“Ah! you carrion meat,” shouted Phormio, shaking his fists under the helpless creature’s nose. “Honest men have their day at last. There’s a gay hour coming before Zeus claps the lid over you in Tartarus.”

“Peace,” commanded the navarch, who betwixt Phormio’s shouts, Lampaxo’s howls, and Hiram’s moans was at his wit’s end. “Has no one on this ship kept aboard his senses?”

“If you will be so good, sir captain,” the third Hellene at last broke his silence, “you will hearken to me.”

“Who are you?”

“The prōreus of the Alcyone of Melos. More of myself hereafter. But if you love the weal of Hellas, demand of this Hiram where he concealed the treasonable despatches he received at Trœzene and now has aboard.”

“Hiram? O Lord Apollo, I recognize the snake! The one that was always gliding around Lycon at the Isthmus. If despatches he has, I know the way to get them. Now, black-hearted Cyclops,”—Cimon’s tone was not gentle,—“where are your papers?”
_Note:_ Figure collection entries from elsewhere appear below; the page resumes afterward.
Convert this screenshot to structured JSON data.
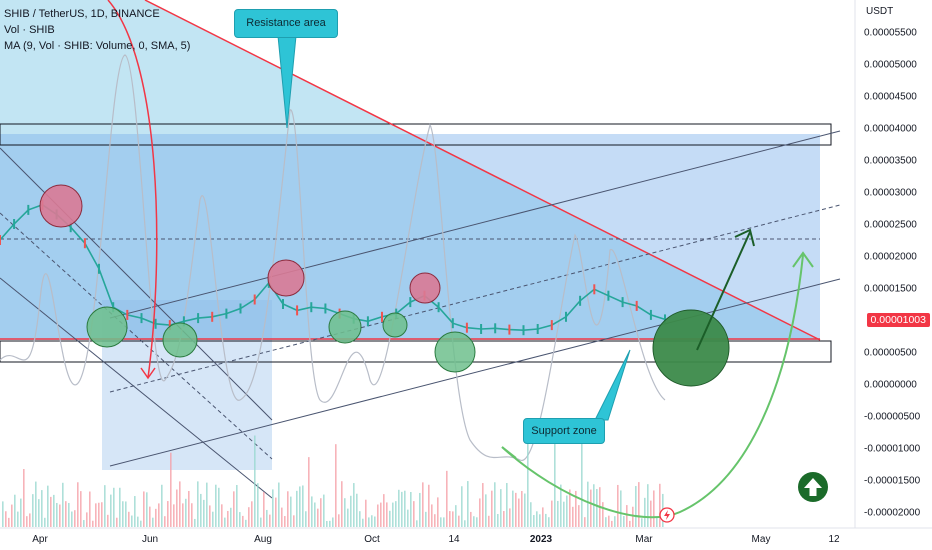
{
  "legend": {
    "symbol_line": "SHIB / TetherUS, 1D, BINANCE",
    "vol_line": "Vol · SHIB",
    "ma_line": "MA (9, Vol · SHIB: Volume, 0, SMA, 5)"
  },
  "callouts": {
    "resistance": "Resistance area",
    "support": "Support zone"
  },
  "price_tag": "0.00001003",
  "colors": {
    "bg_zone": "#8ac4ea",
    "resistance_line": "#f23645",
    "support_arrow": "#66c46b",
    "up_arrow": "#1b6b2a",
    "candles": "#26a69a",
    "volume": "#f5a0a8"
  },
  "chart_data": {
    "type": "line",
    "title": "SHIB / TetherUS, 1D, BINANCE",
    "y_axis_unit": "USDT",
    "yticks": [
      "0.00005500",
      "0.00005000",
      "0.00004500",
      "0.00004000",
      "0.00003500",
      "0.00003000",
      "0.00002500",
      "0.00002000",
      "0.00001500",
      "0.00001003",
      "0.00000500",
      "0.00000000",
      "-0.00000500",
      "-0.00001000",
      "-0.00001500",
      "-0.00002000"
    ],
    "xticks": [
      "Apr",
      "Jun",
      "Aug",
      "Oct",
      "14",
      "2023",
      "Mar",
      "May",
      "12"
    ],
    "ylim": [
      -2.05e-05,
      5.75e-05
    ],
    "series": [
      {
        "values": [
          2.25e-05,
          2.5e-05,
          2.72e-05,
          2.8e-05,
          2.65e-05,
          2.45e-05,
          2.2e-05,
          1.8e-05,
          1.2e-05,
          1.08e-05,
          1.03e-05,
          9.4e-06,
          9.2e-06,
          9.8e-06,
          1.03e-05,
          1.05e-05,
          1.1e-05,
          1.18e-05,
          1.32e-05,
          1.58e-05,
          1.25e-05,
          1.15e-05,
          1.2e-05,
          1.18e-05,
          1.1e-05,
          1.02e-05,
          9.8e-06,
          1.05e-05,
          1.1e-05,
          1.28e-05,
          1.38e-05,
          1.2e-05,
          9.5e-06,
          8.8e-06,
          8.6e-06,
          8.7e-06,
          8.5e-06,
          8.4e-06,
          8.6e-06,
          9.2e-06,
          1.05e-05,
          1.3e-05,
          1.48e-05,
          1.38e-05,
          1.28e-05,
          1.22e-05,
          1.08e-05,
          1.01e-05
        ]
      }
    ],
    "price_label": "0.00001003",
    "annotations": [
      "Resistance area",
      "Support zone"
    ]
  }
}
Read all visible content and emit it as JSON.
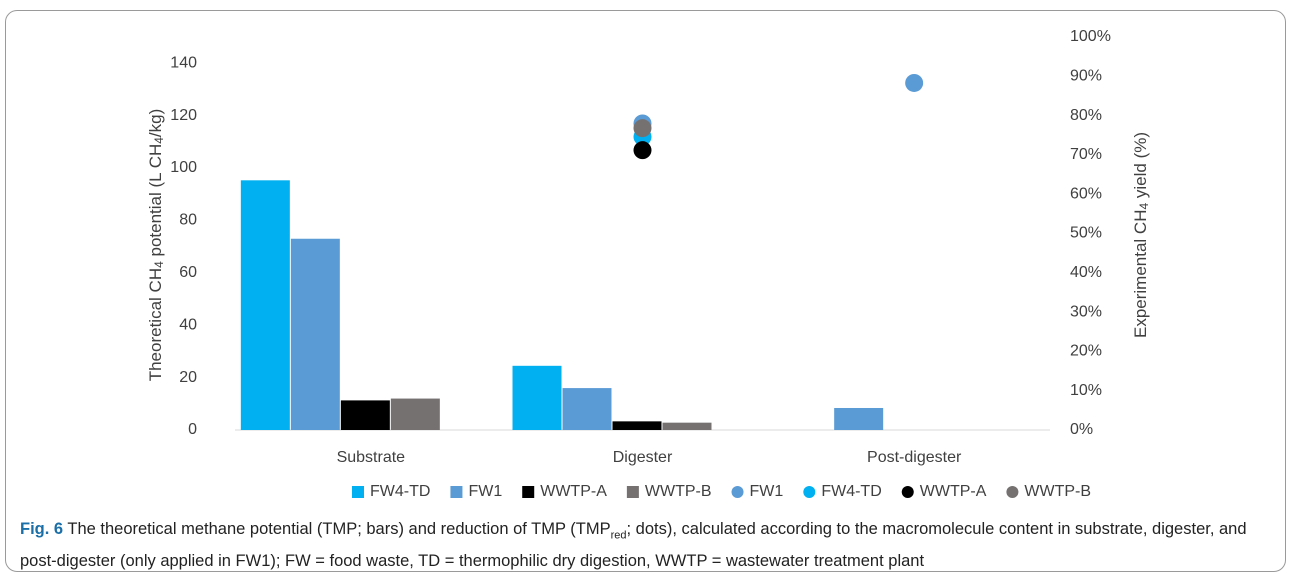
{
  "chart_data": {
    "type": "bar",
    "y_label": [
      "Theoretical CH",
      "4",
      " potential (L CH",
      "4",
      "/kg)"
    ],
    "y2_label": [
      "Experimental CH",
      "4",
      " yield (%)"
    ],
    "categories": [
      "Substrate",
      "Digester",
      "Post-digester"
    ],
    "ylim": [
      0,
      150
    ],
    "yticks": [
      0,
      20,
      40,
      60,
      80,
      100,
      120,
      140
    ],
    "y2lim": [
      0,
      100
    ],
    "y2ticks": [
      {
        "value": 0,
        "label": "0%"
      },
      {
        "value": 10,
        "label": "10%"
      },
      {
        "value": 20,
        "label": "20%"
      },
      {
        "value": 30,
        "label": "30%"
      },
      {
        "value": 40,
        "label": "40%"
      },
      {
        "value": 50,
        "label": "50%"
      },
      {
        "value": 60,
        "label": "60%"
      },
      {
        "value": 70,
        "label": "70%"
      },
      {
        "value": 80,
        "label": "80%"
      },
      {
        "value": 90,
        "label": "90%"
      },
      {
        "value": 100,
        "label": "100%"
      }
    ],
    "grid": false,
    "legend": "bottom",
    "series": [
      {
        "name": "FW4-TD",
        "type": "bar",
        "color": "#00b0f0",
        "values": [
          95.3,
          24.5,
          null
        ]
      },
      {
        "name": "FW1",
        "type": "bar",
        "color": "#5b9bd5",
        "values": [
          73,
          16,
          8.4
        ]
      },
      {
        "name": "WWTP-A",
        "type": "bar",
        "color": "#000000",
        "values": [
          11.3,
          3.3,
          null
        ]
      },
      {
        "name": "WWTP-B",
        "type": "bar",
        "color": "#767171",
        "values": [
          12,
          2.8,
          null
        ]
      },
      {
        "name": "FW1",
        "type": "scatter",
        "axis": "y2",
        "color": "#5b9bd5",
        "values": [
          null,
          78,
          88.3
        ]
      },
      {
        "name": "FW4-TD",
        "type": "scatter",
        "axis": "y2",
        "color": "#00b0f0",
        "values": [
          null,
          74.6,
          null
        ]
      },
      {
        "name": "WWTP-A",
        "type": "scatter",
        "axis": "y2",
        "color": "#000000",
        "values": [
          null,
          71.2,
          null
        ]
      },
      {
        "name": "WWTP-B",
        "type": "scatter",
        "axis": "y2",
        "color": "#767171",
        "values": [
          null,
          76.8,
          null
        ]
      }
    ]
  },
  "caption": {
    "label": "Fig. 6",
    "text1": " The theoretical methane potential (TMP; bars) and reduction of TMP (TMP",
    "sub": "red",
    "text2": "; dots), calculated according to the macromolecule content in substrate, digester, and post-digester (only applied in FW1); FW = food waste, TD = thermophilic dry digestion, WWTP = wastewater treatment plant"
  }
}
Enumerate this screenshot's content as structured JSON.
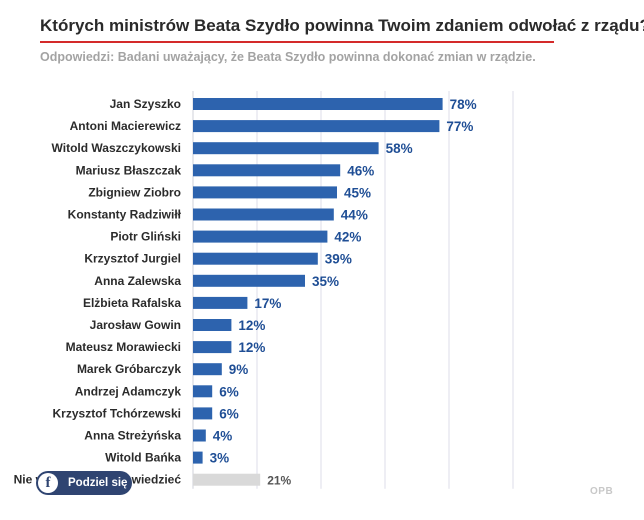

Hiram had turned gray as a corpse, but his white teeth came together.

“Phormio is mistaken. Your slave has none.”

“Bah!” threw out Cimon, “I can smell your lies like garlic. Silent still? Good, see how I am better than Asclepius. I make the dumb talk by a miracle. A cord and belaying-pin, Naon.”

The seaman addressed passed a cord about the Phœnician’s forehead with a fearful dexterity, and put the iron pin at the back of the skull.